Polar Coded Diversity on Block Fading Channels via Polar Spectrum

Abstract: Due to the advantage of capacity-achieving, polar codes have been extended to the block fading channel whereas most constructions involve complex iterative-calculation. In this paper, we establish a systematic framework to analyze the error performance of polar codes in the case of block mapping and random mapping. For both the mappings, by introducing the new concept, named split polar spectrum, we derive the upper bound on the error probability of polarized channel which explicitly reveals the relationship between the diversity order L and the block-wise weight distribution of the codeword. For the special case L=2 in the block mapping, we design the enumeration algorithm to calculate the exact split polar spectrum based on the general MacWilliams identities. For arbitrary diversity order in the random mapping, with the help of uniform interleaving, we derive the approximate split polar spectrum by combining the polar spectrum and the probability of fading pattern for a specific weight. Furthermore, we propose the design criteria to construct polar codes over the block fading channel.
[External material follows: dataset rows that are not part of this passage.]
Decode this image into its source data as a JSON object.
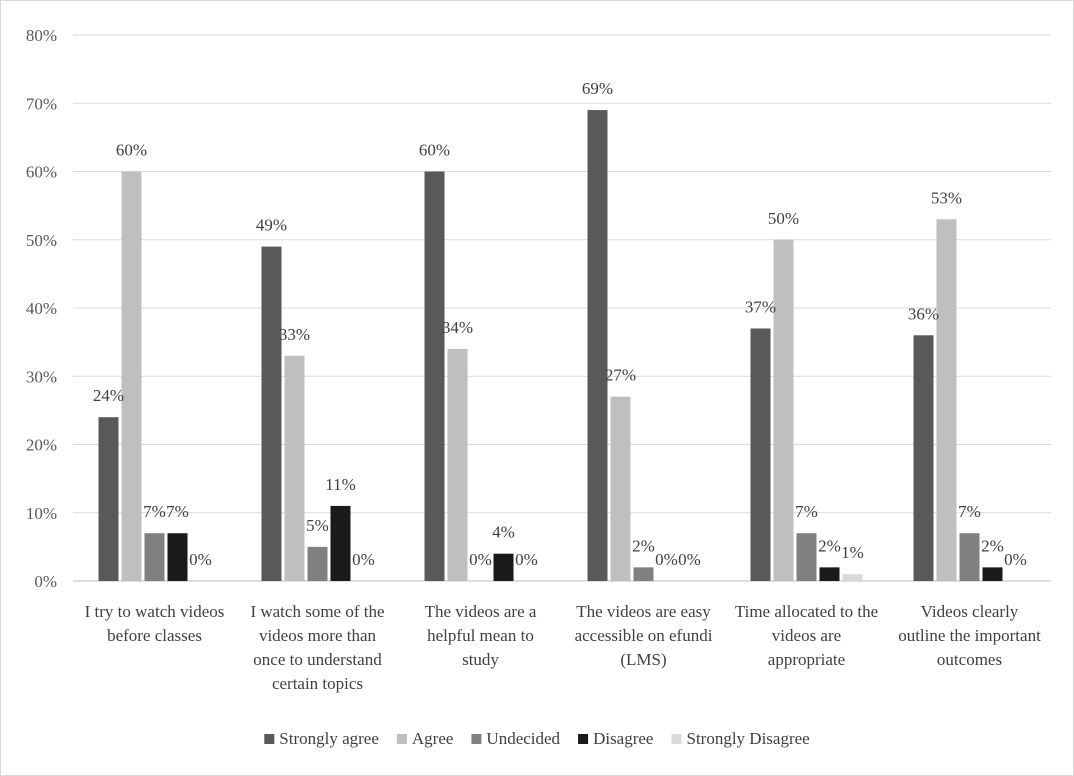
{
  "chart_data": {
    "type": "bar",
    "title": "",
    "xlabel": "",
    "ylabel": "",
    "ylim": [
      0,
      80
    ],
    "y_ticks": [
      "0%",
      "10%",
      "20%",
      "30%",
      "40%",
      "50%",
      "60%",
      "70%",
      "80%"
    ],
    "grid": true,
    "legend_position": "bottom",
    "categories": [
      [
        "I try to watch videos",
        "before classes"
      ],
      [
        "I watch some of the",
        "videos more than",
        "once to understand",
        "certain topics"
      ],
      [
        "The videos are a",
        "helpful mean to",
        "study"
      ],
      [
        "The videos are easy",
        "accessible on efundi",
        "(LMS)"
      ],
      [
        "Time allocated to the",
        "videos are",
        "appropriate"
      ],
      [
        "Videos clearly",
        "outline the important",
        "outcomes"
      ]
    ],
    "series": [
      {
        "name": "Strongly agree",
        "color": "#595959",
        "values": [
          24,
          49,
          60,
          69,
          37,
          36
        ]
      },
      {
        "name": "Agree",
        "color": "#bfbfbf",
        "values": [
          60,
          33,
          34,
          27,
          50,
          53
        ]
      },
      {
        "name": "Undecided",
        "color": "#808080",
        "values": [
          7,
          5,
          0,
          2,
          7,
          7
        ]
      },
      {
        "name": "Disagree",
        "color": "#1a1a1a",
        "values": [
          7,
          11,
          4,
          0,
          2,
          2
        ]
      },
      {
        "name": "Strongly Disagree",
        "color": "#d9d9d9",
        "values": [
          0,
          0,
          0,
          0,
          1,
          0
        ]
      }
    ],
    "data_labels": [
      [
        "24%",
        "60%",
        "7%",
        "7%",
        "0%"
      ],
      [
        "49%",
        "33%",
        "5%",
        "11%",
        "0%"
      ],
      [
        "60%",
        "34%",
        "0%",
        "4%",
        "0%"
      ],
      [
        "69%",
        "27%",
        "2%",
        "0%",
        "0%"
      ],
      [
        "37%",
        "50%",
        "7%",
        "2%",
        "1%"
      ],
      [
        "36%",
        "53%",
        "7%",
        "2%",
        "0%"
      ]
    ]
  }
}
The full diversity criterion is the primary target so as to achieve the diversity gain and the product distance criterion requires to maximize the product of the block-wise Hamming distance whereby obtain the coding gain. Guided by these design criteria, the construction metric, named polarized diversity weight (PDW) is proposed to design the polar codes in both mappings. Such a simple metric can construct polar codes with similar or better performance over those based on traditional methods in block fading channel.